Even were we to assume (which we do not) that section 68-394(a) was introduced into evidence at trial as a part of Exhibit 3, the trial exhibits have not been deposited with this court. As a result, the contents of section 68-394(a) are not a part of the record on appeal. "If original exhibits are necessary to the determination of any point relied on, they shall be deposited in the appellate court by the appellant." Rule 81.16(a). "Where ... exhibits are not made a part of the record on appeal, such evidentiary omissions will be taken as favorable to the trial court's ruling and unfavorable to the appeal." Navarro v. Navarro , 504 S.W.3d 167, 176 (Mo. App. W.D. 2016) (quoting R.K. Matthews Inv., Inc. v. Beulah Mae Hous., LLC , 379 S.W.3d 890, 893 n.2 (Mo. App. W.D. 2012) ).

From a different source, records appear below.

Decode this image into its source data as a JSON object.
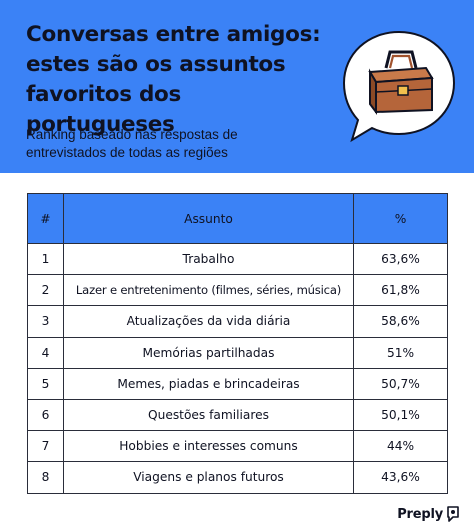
{
  "header": {
    "title": "Conversas entre amigos: estes são os assuntos favoritos dos portugueses",
    "subtitle": "Ranking baseado nas respostas de entrevistados de todas as regiões",
    "accent_color": "#3b82f6",
    "illustration_icon": "briefcase-icon"
  },
  "table": {
    "columns": [
      "#",
      "Assunto",
      "%"
    ],
    "rows": [
      {
        "rank": "1",
        "topic": "Trabalho",
        "percent": "63,6%"
      },
      {
        "rank": "2",
        "topic": "Lazer e entretenimento (filmes, séries, música)",
        "percent": "61,8%"
      },
      {
        "rank": "3",
        "topic": "Atualizações da vida diária",
        "percent": "58,6%"
      },
      {
        "rank": "4",
        "topic": "Memórias partilhadas",
        "percent": "51%"
      },
      {
        "rank": "5",
        "topic": "Memes, piadas e brincadeiras",
        "percent": "50,7%"
      },
      {
        "rank": "6",
        "topic": "Questões familiares",
        "percent": "50,1%"
      },
      {
        "rank": "7",
        "topic": "Hobbies e interesses comuns",
        "percent": "44%"
      },
      {
        "rank": "8",
        "topic": "Viagens e planos futuros",
        "percent": "43,6%"
      }
    ]
  },
  "footer": {
    "brand": "Preply",
    "brand_icon": "preply-logo-icon"
  }
}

The City has included in the appendix to its Brief a copy of what it claims is section 68-394(a). The ordinance included in the appendix bears no trial exhibit sticker. Even if it did, "[t]he mere inclusion of documents in an appendix to a brief does not make them part of the record on appeal." BMO Harris Bank v. Hawes Tr. Invs., LLC , 492 S.W.3d 607, 614 n.5 (Mo. App. W.D. 2016) (quoting In re Adoption of C.M.B.R. , 332 S.W.3d 793, 823 (Mo. banc 2011) ). "Items contained in an appendix, but which are not in the legal file or deposited with the appellate court, are not considered on appeal." WCT & D, LLC v. City of Kansas City , 476 S.W.3d 336, 345 (Mo. App. W.D. 2015) (quoting Stroh v. Stroh , 454 S.W.3d 351, 355 n.1 (Mo. App. S.D. 2014) ). "Although we would prefer to resolve the case on the merits, documents in the briefs' appendices are not part of the record on appeal and, therefore, cannot be considered by this court." DeGennaro v. Alosi , 389 S.W.3d 269, 275 (Mo. App. W.D. 2013).

The City's point on appeal depends for its success on section 68-394(a) of the City's ordinances. However, the record does not establish that section 68-394(a) was introduced into evidence at trial. And section 68-394(a) is not a part of the record on appeal. The record does not contain the evidence necessary to determine the City's point on appeal. "Where, as here, the record does not contain all documents necessary for this court to determine the issue presented, our review is impossible and the claim of error must be dismissed." Oldham v. Oldham , 223 S.W.3d 886, 887 (Mo. App. W.D. 2007) ; see Marmaduke v. CBL & Assocs. Mgmt., Inc. , 521 S.W.3d 257, 277 (Mo. App. E.D. 2017).

Conclusion

The City's appeal is dismissed.

All concur

At one other instance in its Brief, the City asserts that section 68-394(a) was admitted into evidence as Exhibit 2, which the City described at trial as "Kansas City Ordinance 817 regarding Fees Taxed as Costs in Suits." Based on this description, we assume the single assertion that section 68-394(a) was admitted into evidence as Exhibit 2 was a typographical error. In any event, as with Exhibit 3, the transcript reflects no discussion of the contents of Exhibit 2, and no suggestion that section 68-394(a) was included in Exhibit 2.